Desde el 11 hasta el día 18 la Biblioteca Municipal de la villa acogerá la exposición bibliográfica “Santa Teresa: su vida y obras”.
La siguiente de las actividades será el recital literario que se llevará a cabo en la Antigua Iglesia del Hospital Simón Ruiz el 14 de octubre a partir de las 18.00 horas.
Desde Turismo Medina del Campo, los centros educativos de la villa y la Biblioteca Municipal se repartirá el cómic didáctico “Santa Teresa y su relación con Medina del Campo” durante el viernes 15 de octubre.

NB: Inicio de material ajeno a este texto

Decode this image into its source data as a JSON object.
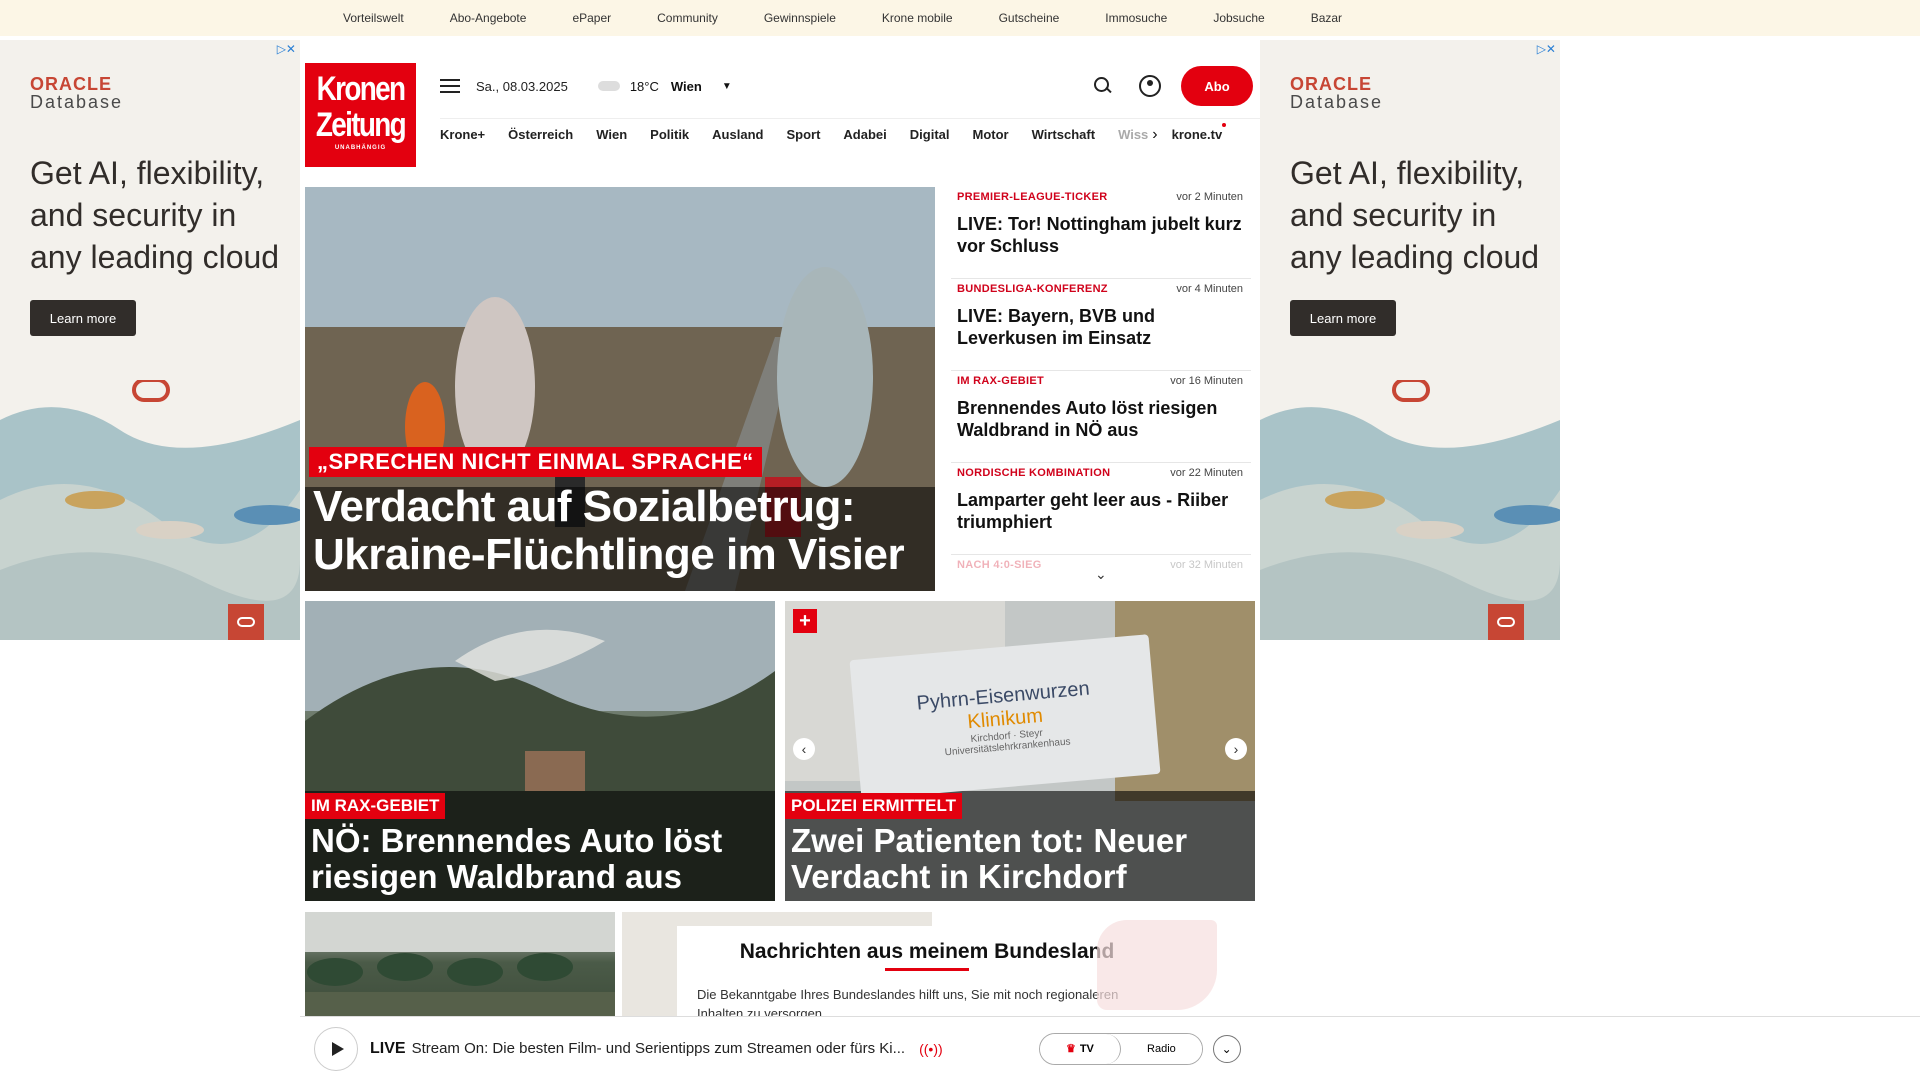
{
  "topnav": [
    "Vorteilswelt",
    "Abo-Angebote",
    "ePaper",
    "Community",
    "Gewinnspiele",
    "Krone mobile",
    "Gutscheine",
    "Immosuche",
    "Jobsuche",
    "Bazar"
  ],
  "ad": {
    "brand_top": "ORACLE",
    "brand_bottom": "Database",
    "headline": "Get AI, flexibility, and security in any leading cloud",
    "cta": "Learn more",
    "corner": "▷✕",
    "colors": {
      "brand": "#c74634",
      "dark": "#312d2a"
    }
  },
  "logo": {
    "line1": "Kronen",
    "line2": "Zeitung",
    "tagline": "UNABHÄNGIG"
  },
  "header": {
    "date": "Sa., 08.03.2025",
    "temperature": "18°C",
    "city": "Wien",
    "abo": "Abo"
  },
  "nav": {
    "items": [
      "Krone+",
      "Österreich",
      "Wien",
      "Politik",
      "Ausland",
      "Sport",
      "Adabei",
      "Digital",
      "Motor",
      "Wirtschaft"
    ],
    "truncated": "Wiss",
    "tv": "krone.tv"
  },
  "hero": {
    "kicker": "„SPRECHEN NICHT EINMAL SPRACHE“",
    "title": "Verdacht auf Sozialbetrug: Ukraine-Flüchtlinge im Visier"
  },
  "ticker": [
    {
      "kicker": "PREMIER-LEAGUE-TICKER",
      "time": "vor 2 Minuten",
      "title": "LIVE: Tor! Nottingham jubelt kurz vor Schluss"
    },
    {
      "kicker": "BUNDESLIGA-KONFERENZ",
      "time": "vor 4 Minuten",
      "title": "LIVE: Bayern, BVB und Leverkusen im Einsatz"
    },
    {
      "kicker": "IM RAX-GEBIET",
      "time": "vor 16 Minuten",
      "title": "Brennendes Auto löst riesigen Waldbrand in NÖ aus"
    },
    {
      "kicker": "NORDISCHE KOMBINATION",
      "time": "vor 22 Minuten",
      "title": "Lamparter geht leer aus - Riiber triumphiert"
    },
    {
      "kicker": "NACH 4:0-SIEG",
      "time": "vor 32 Minuten",
      "title": ""
    }
  ],
  "cards": [
    {
      "kicker": "IM RAX-GEBIET",
      "title": "NÖ: Brennendes Auto löst riesigen Waldbrand aus"
    },
    {
      "kicker": "POLIZEI ERMITTELT",
      "title": "Zwei Patienten tot: Neuer Verdacht in Kirchdorf",
      "sign": {
        "l1": "Pyhrn-Eisenwurzen",
        "l2": "Klinikum",
        "l3": "Kirchdorf · Steyr",
        "l4": "Universitätslehrkrankenhaus"
      }
    }
  ],
  "bundesland": {
    "title": "Nachrichten aus meinem Bundesland",
    "text": "Die Bekanntgabe Ihres Bundeslandes hilft uns, Sie mit noch regionaleren Inhalten zu versorgen."
  },
  "player": {
    "live": "LIVE",
    "stream": "Stream On: Die besten Film- und Serientipps zum Streamen oder fürs Ki...",
    "tv": "TV",
    "radio": "Radio"
  }
}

Esa misma jornada, desde las 20.00 horas, se llevará a cabo el ‘Solemne voto de villa’ en torno a Santa Teresa de Jesús. Será en el Monasterio de San José de Madres Carmelitas Descalzas (Segunda Fundación).
Para el sábado 16 de octubre se ha preparado la ‘Carrera de la Mujer, que tendrá lugar desde las 18.30 horas en las calles del municipio.
Además, el Área de Igualdad informa sobre el partido de baloncesto femenino entre los equipos Sarabris ‘A’ y Sarabris ‘B’ en el Polideportivo Barrientos de Medina del Campo a las 18.00 horas.
Por último, se realizará el concierto didáctico de órgano a cargo de Alberto Sáez Puente en el Monasterio de San José de Madres Carmelitas Descalzas (segunda fundación).